At first, I was surprised that Oculus hadn’t bought them yet, especially since Facebook has photos of more than 2 billion people. But it turned out they are already working on their own solution.
While the face 3D model creation is cool, there might be a demand for full-body scanning. Why “might be”? You see, it’s not that clear yet.
As for avatars, I believe users might want their face look more similar to the original than their torso. Because why do they need to scan their body in the first place, if they can use a model of let’s say an interplanetary space suit or a medieval armor?
The only use-case I came up with is virtual dating. When things get serious, you know.
ShapeScale’s sensor scans the athlete — Full video / Source: SHAPE LABS INC.
The Kinect-like sensor captures your body from close-up at a high resolution and uses infrared(IR) light dots to measure the distance between you and the sensor.
First, it scans those IR dots to form a point cloud of over 2 million points that line up in the shape of your body. Connected they generate a mesh, and the 3D model is created.
The sensor also takes hundreds of pictures and stitches them together to map a realistic texture of your body and clothing. The result is a highly precise scan of yourself.
While this tech is nothing new, it could replace 2D photography in future smartphones, so we could scan everything and use it in VR later. Just imagine what it would be if Snapchat becomes a Scanchat? I bet you get the point. The truth is, there are already some prototypes out there, so the consumer version is close.

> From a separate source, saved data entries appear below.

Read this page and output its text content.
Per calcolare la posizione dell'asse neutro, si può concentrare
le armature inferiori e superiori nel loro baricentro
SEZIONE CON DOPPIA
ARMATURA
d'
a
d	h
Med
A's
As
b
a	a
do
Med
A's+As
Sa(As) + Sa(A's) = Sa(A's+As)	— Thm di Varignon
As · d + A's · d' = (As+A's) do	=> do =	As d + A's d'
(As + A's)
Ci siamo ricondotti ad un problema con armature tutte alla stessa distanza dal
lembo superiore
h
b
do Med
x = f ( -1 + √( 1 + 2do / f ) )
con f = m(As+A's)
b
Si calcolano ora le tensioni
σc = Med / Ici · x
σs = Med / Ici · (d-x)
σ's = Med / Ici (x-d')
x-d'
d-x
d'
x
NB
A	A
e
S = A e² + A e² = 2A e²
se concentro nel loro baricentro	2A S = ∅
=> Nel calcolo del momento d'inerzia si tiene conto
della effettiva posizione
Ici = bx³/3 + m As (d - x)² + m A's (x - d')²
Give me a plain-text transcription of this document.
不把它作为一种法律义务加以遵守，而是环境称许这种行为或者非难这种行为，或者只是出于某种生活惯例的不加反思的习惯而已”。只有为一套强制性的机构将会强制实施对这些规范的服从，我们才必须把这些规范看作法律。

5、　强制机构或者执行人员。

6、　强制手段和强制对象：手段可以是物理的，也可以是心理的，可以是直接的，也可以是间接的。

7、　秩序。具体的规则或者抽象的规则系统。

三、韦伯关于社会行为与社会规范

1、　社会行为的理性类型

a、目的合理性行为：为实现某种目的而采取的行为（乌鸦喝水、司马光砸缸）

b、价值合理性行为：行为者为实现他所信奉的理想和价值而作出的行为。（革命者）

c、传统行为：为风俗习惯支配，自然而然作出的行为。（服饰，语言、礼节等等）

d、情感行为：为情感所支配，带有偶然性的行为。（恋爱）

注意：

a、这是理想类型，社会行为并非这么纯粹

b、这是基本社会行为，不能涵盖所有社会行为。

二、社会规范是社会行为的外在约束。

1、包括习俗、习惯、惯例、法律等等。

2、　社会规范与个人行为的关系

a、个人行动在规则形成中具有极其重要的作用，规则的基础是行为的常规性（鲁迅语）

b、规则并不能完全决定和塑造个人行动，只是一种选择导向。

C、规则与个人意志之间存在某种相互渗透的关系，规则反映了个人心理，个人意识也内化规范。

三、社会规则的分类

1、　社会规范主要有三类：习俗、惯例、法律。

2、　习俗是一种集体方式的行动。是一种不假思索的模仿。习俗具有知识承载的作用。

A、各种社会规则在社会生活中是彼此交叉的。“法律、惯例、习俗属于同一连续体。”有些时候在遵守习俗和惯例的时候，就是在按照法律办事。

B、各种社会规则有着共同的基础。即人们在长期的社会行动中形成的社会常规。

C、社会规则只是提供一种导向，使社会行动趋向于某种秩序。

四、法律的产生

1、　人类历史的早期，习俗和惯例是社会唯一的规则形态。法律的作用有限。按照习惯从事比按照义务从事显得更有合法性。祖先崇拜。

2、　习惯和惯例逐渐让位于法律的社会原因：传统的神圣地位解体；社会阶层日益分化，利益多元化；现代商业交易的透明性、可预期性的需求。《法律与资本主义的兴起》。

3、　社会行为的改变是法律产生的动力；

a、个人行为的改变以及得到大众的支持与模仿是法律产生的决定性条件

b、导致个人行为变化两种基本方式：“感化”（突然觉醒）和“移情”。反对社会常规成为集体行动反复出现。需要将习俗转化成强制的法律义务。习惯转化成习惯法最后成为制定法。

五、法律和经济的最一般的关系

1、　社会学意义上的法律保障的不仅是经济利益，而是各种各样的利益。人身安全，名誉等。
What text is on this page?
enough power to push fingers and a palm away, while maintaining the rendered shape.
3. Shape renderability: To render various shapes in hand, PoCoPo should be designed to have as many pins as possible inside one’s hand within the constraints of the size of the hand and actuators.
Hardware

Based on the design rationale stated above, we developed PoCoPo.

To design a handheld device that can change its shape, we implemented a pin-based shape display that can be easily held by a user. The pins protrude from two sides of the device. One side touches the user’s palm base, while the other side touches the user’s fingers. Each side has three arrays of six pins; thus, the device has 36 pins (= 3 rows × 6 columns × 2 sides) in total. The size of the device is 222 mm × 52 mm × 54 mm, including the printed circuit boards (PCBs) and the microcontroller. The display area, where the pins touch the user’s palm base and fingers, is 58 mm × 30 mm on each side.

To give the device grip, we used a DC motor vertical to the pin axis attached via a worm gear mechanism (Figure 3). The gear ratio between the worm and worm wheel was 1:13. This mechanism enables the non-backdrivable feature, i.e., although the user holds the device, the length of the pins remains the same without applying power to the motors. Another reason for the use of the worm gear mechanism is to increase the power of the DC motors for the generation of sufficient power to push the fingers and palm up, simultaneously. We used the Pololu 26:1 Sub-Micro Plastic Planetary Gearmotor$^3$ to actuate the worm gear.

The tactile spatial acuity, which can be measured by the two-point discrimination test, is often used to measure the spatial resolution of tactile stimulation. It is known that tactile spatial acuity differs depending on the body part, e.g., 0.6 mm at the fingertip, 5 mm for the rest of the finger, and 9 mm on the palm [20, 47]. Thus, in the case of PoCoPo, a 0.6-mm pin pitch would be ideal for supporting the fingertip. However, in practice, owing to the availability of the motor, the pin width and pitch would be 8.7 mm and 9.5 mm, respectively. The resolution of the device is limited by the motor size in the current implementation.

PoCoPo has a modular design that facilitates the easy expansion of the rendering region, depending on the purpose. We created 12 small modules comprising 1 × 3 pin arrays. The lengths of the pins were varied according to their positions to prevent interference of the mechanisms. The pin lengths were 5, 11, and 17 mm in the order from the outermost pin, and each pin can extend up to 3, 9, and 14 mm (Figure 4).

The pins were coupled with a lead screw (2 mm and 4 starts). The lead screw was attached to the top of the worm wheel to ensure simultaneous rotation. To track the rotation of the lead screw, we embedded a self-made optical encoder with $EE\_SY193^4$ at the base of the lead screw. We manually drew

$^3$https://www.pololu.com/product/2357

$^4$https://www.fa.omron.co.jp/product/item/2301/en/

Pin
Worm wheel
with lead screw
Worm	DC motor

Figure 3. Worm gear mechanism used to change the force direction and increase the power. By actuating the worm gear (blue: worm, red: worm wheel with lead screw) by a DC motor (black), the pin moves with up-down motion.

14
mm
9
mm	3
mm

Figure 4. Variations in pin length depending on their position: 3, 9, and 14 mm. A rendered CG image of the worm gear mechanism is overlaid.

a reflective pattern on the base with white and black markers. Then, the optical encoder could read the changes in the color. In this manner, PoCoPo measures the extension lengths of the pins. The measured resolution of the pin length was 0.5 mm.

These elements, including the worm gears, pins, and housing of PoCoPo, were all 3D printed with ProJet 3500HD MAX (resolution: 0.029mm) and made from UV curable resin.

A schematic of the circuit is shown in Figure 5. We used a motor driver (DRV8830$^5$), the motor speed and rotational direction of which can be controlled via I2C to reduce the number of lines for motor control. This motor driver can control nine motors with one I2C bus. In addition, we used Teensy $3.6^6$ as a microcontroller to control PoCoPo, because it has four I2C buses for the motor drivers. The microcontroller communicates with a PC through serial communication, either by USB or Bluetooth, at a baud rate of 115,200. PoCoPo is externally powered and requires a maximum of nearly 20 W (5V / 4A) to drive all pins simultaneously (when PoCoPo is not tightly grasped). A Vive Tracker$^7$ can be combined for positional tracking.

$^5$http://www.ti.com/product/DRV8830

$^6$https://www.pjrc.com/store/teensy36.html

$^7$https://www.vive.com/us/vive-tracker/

Oh wait, what about the fun use-cases? What to do if you want to become a small red hedgehog-like creature wearing white spiky gloves? (God, I can’t stop doing it)
For now, to create one of these you have to deal with the game engine, 3D modeling software, rigging software. You have to spend hours to create a new avatar if there’s no in-app editor. And it should not be there!
Creating an avatar is about total freedom. No editor in the whole world can make such a boast. And thank God some devs understand that and let you upload avatar models to their apps.
Unfortunately, there is no other way than mastering some 3D modeling software. I haven’t seen the technology, that can create an avatar based on what you tell it or, for example, what picture you upload. But what is clear that as social VR will arise, the demand for avatar creation will be increasing.